It seemed wrong to go to Tennessee and not go somewhere that made whiskey. Since we were in Tennessee, why not go where they make Tennessee whiskey. And of course the most famous of Tennessee whiskey makers is Jack Daniels.
Now I don’t really like the taste of whiskey I will admit. Well, I don’t like straight whiskey. I love Lynchburg Lemonade, Whiskey Sours, etc. I love it in baked goods. I love the smell of it. I just don’t want it straight up. MDP on the other hand is pro all forms of whiskey. So he was all for my suggestion of touring the Jack Daniels Distillery.
We were both whole heartedly impressed with people and the operation. So much whiskey from so few employees….employees who have worked there forever. Our tour guide (who also is a whiskey taster when he isn’t doing tours) is a newbie to Jack Daniels with just 10 years under his belt.
It’s an informative and fun tour and takes about an hour (or an hour and 45 minutes for the extended tour). You have two options for tours regular which is free or for $10 a person you can go on an extended tour which involves a little sampling. I’ll let you decide which option we went with.
Things I didn’t know: They make their own charcoal from burning sugar maple…daily, which was cool to watch. Their water source, which they have used the whole time they’ve been making whiskey flows out of a cave on the property. Jack Daniels injured his toe on his safe which caused an infection which eventually lead to his death of blood poisoning. Once a month on a Friday they have role call at work in which they offer free whiskey to do a head count. Smart.
To honor our trip to the distillery I made some Tennessee Whiskey Caramel Sauce. You will want to make it just because but also because the recipe that comes up on the blog after this post uses it as well. If you are really wanting whiskey flavor you can skip the ¼ cup water and just do a full ½ cup of whiskey. This is great on just about anything…including just sitting there with a spoon.
- 2 cups granulated sugar
- ¼ cup water
- ¼ cup whiskey (I used Jack Daniels)
- 1 tsp. fresh lemon juice
- 2 cups heavy cream
- ½ tsp salt
- Combine the sugar, water, whiskey, and lemon juice in a heavy bottomed saucepan over medium heat. Cook, gently swirling the pan occasionally, until the sugar dissolves and starts to turn color.
- Increase the heat to thigh and boil until the syrup turns a deep amber color, 4 to 5 minutes.
- Watch carefully, as it can burn quickly.
- Immediately remove the pan from the heat and pour in the cream and salt.

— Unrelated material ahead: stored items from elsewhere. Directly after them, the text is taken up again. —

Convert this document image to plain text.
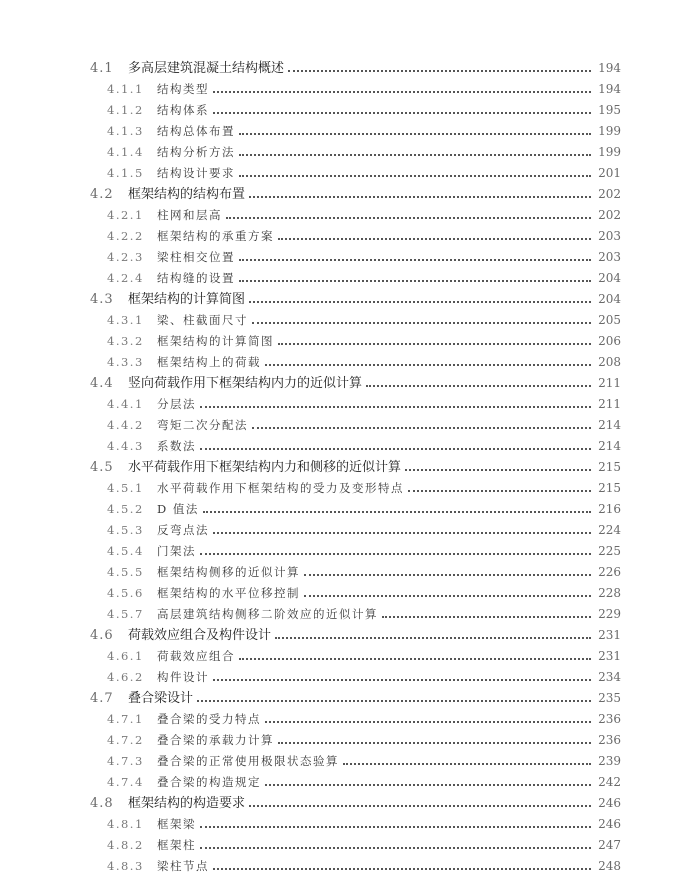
4.1	多高层建筑混凝土结构概述	194
4.1.1	结构类型	194
4.1.2	结构体系	195
4.1.3	结构总体布置	199
4.1.4	结构分析方法	199
4.1.5	结构设计要求	201
4.2	框架结构的结构布置	202
4.2.1	柱网和层高	202
4.2.2	框架结构的承重方案	203
4.2.3	梁柱相交位置	203
4.2.4	结构缝的设置	204
4.3	框架结构的计算简图	204
4.3.1	梁、柱截面尺寸	205
4.3.2	框架结构的计算简图	206
4.3.3	框架结构上的荷载	208
4.4	竖向荷载作用下框架结构内力的近似计算	211
4.4.1	分层法	211
4.4.2	弯矩二次分配法	214
4.4.3	系数法	214
4.5	水平荷载作用下框架结构内力和侧移的近似计算	215
4.5.1	水平荷载作用下框架结构的受力及变形特点	215
4.5.2	D 值法	216
4.5.3	反弯点法	224
4.5.4	门架法	225
4.5.5	框架结构侧移的近似计算	226
4.5.6	框架结构的水平位移控制	228
4.5.7	高层建筑结构侧移二阶效应的近似计算	229
4.6	荷载效应组合及构件设计	231
4.6.1	荷载效应组合	231
4.6.2	构件设计	234
4.7	叠合梁设计	235
4.7.1	叠合梁的受力特点	236
4.7.2	叠合梁的承载力计算	236
4.7.3	叠合梁的正常使用极限状态验算	239
4.7.4	叠合梁的构造规定	242
4.8	框架结构的构造要求	246
4.8.1	框架梁	246
4.8.2	框架柱	247
4.8.3	梁柱节点	248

- Use a long-handled wooden spoon to carefully stir in the cream, as caramel has a tendency to hiss and splash as the cold cream hits it.
- Place the pan over low heat and cook, stirring constantly, until the caramel thickens, 5 to 7 minutes.
- The mixture should be the consistency of very thick cream. Let boiling sauce cool until it is just warm before serving.
- To store, cover and refrigerate for up to 1 week.
- To reheat the sauce, microwave, uncovered, for about 1 minutes on high. Stir until smooth.